ENCINITAS, Calif. — To most skateboarders, time at the local skate park is all about perfecting their craft — time to get on their boards, practice new skills and just let loose.

For pro skateboarder Brandon Turner, time at the skate park has become much more than that. 

What You Need To Know

  • Twenty years ago, Brandon Turner was a global superstar in the world of skateboarding, known for crazy stunts and fearlessness on the board

  • With the money and the fame, also came an addiction to drugs and alcohol. He fell into a downward spiral in his late 20s

  • Years later, now clean and sober, he is using his life's challenges to help others in partnership with Healthy Life Recovery Center

  • In 2020, he started a recovery skate program which uses the sport and the camaraderie it brings to help members stay sober

“It’s a community and connection," he said. "It’s freedom.”
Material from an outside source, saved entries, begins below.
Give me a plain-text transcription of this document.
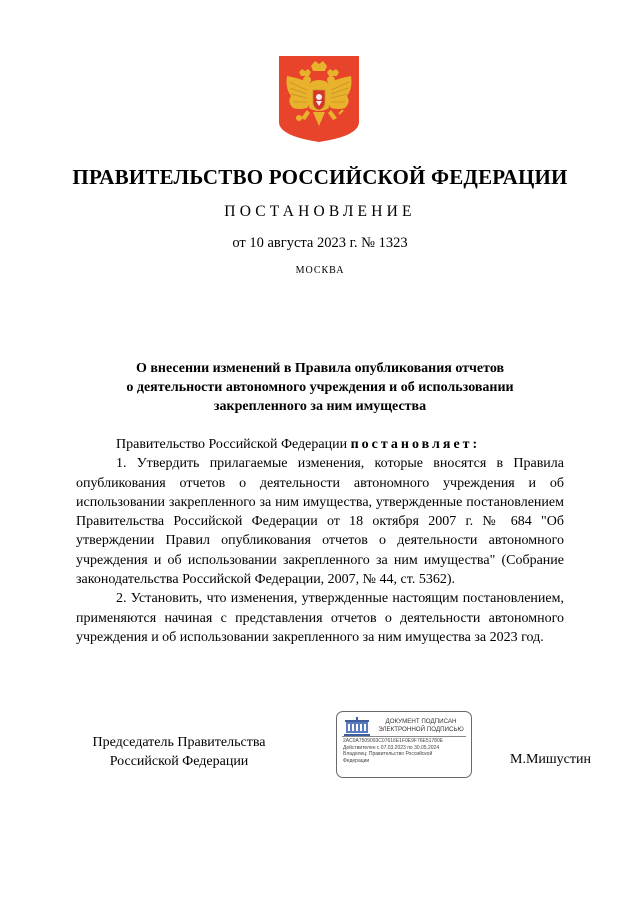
ПРАВИТЕЛЬСТВО РОССИЙСКОЙ ФЕДЕРАЦИИ
ПОСТАНОВЛЕНИЕ
от 10 августа 2023 г. № 1323
МОСКВА
О внесении изменений в Правила опубликования отчетов
о деятельности автономного учреждения и об использовании
закрепленного за ним имущества
Правительство Российской Федерации постановляет:
1. Утвердить прилагаемые изменения, которые вносятся в Правила опубликования отчетов о деятельности автономного учреждения и об использовании закрепленного за ним имущества, утвержденные постановлением Правительства Российской Федерации от 18 октября 2007 г. № 684 "Об утверждении Правил опубликования отчетов о деятельности автономного учреждения и об использовании закрепленного за ним имущества" (Собрание законодательства Российской Федерации, 2007, № 44, ст. 5362).
2. Установить, что изменения, утвержденные настоящим постановлением, применяются начиная с представления отчетов о деятельности автономного учреждения и об использовании закрепленного за ним имущества за 2023 год.
Председатель Правительства
Российской Федерации
ДОКУМЕНТ ПОДПИСАН
ЭЛЕКТРОННОЙ ПОДПИСЬЮ
2AC0A7509093C07616E1F0E9F76E51780E
Действителен с 07.03.2023 по 30.05.2024
Владелец: Правительство Российской
Федерации	М.Мишустин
Turner became a local legend in the skateboarding world as a kid. He rose up the ranks becoming a skateboarding prodigy. He spent most of his teen and young adult years touring the globe, becoming well known for his crazy stunts and fearlessness on the board.

“I connected with a couple pro skateboarders and they taught me the business side of it," he explained. "It took off and I started getting paid at 14 years old.”

Turner was living the dream doing something he loved, but with the money and the fame also came drugs and alcohol.

“I thought everything was up to me and I was in the right direction in my own mind," he said. "I did what I wanted.”

By his mid-20s, Turner had slipped into a downward spiral and spent time in both prison and jail.

“I was just hanging around the wrong people and getting into the wrong things," Turner said. "I wasn't sticking to my passion that gave me so much. The change for me came when I was able to make the decision to put my ego aside and ask for help.”

In 2016, more than just getting sober and getting back on the board, he also decided to start using his experiences to help others struggling with the same challenges.

In 2019, Turner joined the coaching staff at Healthy Life Recovery, a rehab center in San Diego. A year later came the creation of the Recovery Skate Program, where Turner meets with members twice a week and focuses on using skateboarding and the camaraderie it brings as a resource for staying sober. 


“With the healthy release of endorphins and having something that gives them freedom and community, we have seen people stay clean and off drugs," Turner said.

To member Ned Gittings, who has been coming to meetings for several months now, it has been a life-changer.

“I had gotten to the point where I felt like there wasn’t any reason to live, that’s where I was at," Gittings said. "I was deteriorated pretty far and they pretty much saved me. They are like angels to me."

Moreover, to Turner, it has brought a new purpose to a sport he has always loved.

“Skateboarding makes me feel free, alive, and full of life," Turner said. "Everything in life has to offer, skateboarding has.”